3. Ensure that there is a coherent strategy for deploying vehicular protection systems within a city or streetscape. Priority should be given to achieving aesthetic continuity within the city or along streets, rather than solutions selected solely for the needs of one facility owner or stakeholder group.
4. Provide security in the context of the city or streetscape, while improving the overall aesthetic appearance of the public area, rather than as a separate or redundant system of components whose only purpose is security. Large scale public art, sculptures, planters boxes and feature walls can be used for this purpose.

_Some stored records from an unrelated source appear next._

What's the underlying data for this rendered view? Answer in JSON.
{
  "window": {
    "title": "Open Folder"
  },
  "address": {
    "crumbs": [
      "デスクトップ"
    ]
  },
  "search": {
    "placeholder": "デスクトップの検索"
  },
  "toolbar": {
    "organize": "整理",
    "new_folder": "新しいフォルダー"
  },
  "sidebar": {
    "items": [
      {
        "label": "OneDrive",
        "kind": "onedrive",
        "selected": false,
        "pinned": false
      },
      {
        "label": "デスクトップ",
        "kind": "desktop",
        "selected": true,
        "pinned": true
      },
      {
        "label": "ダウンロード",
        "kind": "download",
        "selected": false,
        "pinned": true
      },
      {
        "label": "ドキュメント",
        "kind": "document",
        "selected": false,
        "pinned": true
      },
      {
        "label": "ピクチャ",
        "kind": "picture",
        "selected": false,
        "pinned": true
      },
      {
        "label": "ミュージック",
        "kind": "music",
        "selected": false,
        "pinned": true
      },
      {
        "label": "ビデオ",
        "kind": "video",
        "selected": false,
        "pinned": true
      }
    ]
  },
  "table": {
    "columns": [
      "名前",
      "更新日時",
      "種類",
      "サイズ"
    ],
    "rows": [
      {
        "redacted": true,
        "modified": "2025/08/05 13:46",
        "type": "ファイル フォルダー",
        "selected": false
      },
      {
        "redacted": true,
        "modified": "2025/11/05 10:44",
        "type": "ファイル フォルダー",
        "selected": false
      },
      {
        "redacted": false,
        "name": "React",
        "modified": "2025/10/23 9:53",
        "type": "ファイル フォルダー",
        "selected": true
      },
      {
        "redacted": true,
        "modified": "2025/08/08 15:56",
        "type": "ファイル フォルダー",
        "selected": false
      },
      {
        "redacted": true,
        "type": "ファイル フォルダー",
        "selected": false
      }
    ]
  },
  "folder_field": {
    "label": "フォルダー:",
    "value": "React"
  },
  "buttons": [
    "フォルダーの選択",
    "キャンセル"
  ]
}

Trenches and mounds can also be used.
5. Provide vehicular protection in a manner that does not impede the commerce and vitality in city or street, nor excessively restrict or impede operational use of sidewalks or pedestrian and vehicular mobility.
In Australia, bollards should meet Australian Standards AS/NZS 3845.1:2015 Road safety barrier systems and devices – Road safety barrier systems. The standard specifies requirements for permanent and temporary safety barriers systems that include longitudinal road safety barriers, terminals, crash cushions, interfaces including transitions, and longitudinal barrier gates.
Standards Australia recently released AS/NZS 3845.2:2017 Road safety barrier systems and devices – Road safety devices. This second part of AS/NZS 3845 sets out the requirements for both permanent and temporary safety devices that include bollards, longitudinal channelizing devices, truck or trailer mounted attenuators, rear underrun protection devices and sign support structures and poles.
Another important standard is ASTM F2656 / F2656M – 15 Standard Test Method for Crash Testing of Vehicle Security Barriers, this standard provides test method for a range of vehicle impact conditions, designations, and penetration performance levels. This allows organisations to select passive perimeter barriers and active entry point barriers appropriate for use at facilities with a defined moving vehicle threat.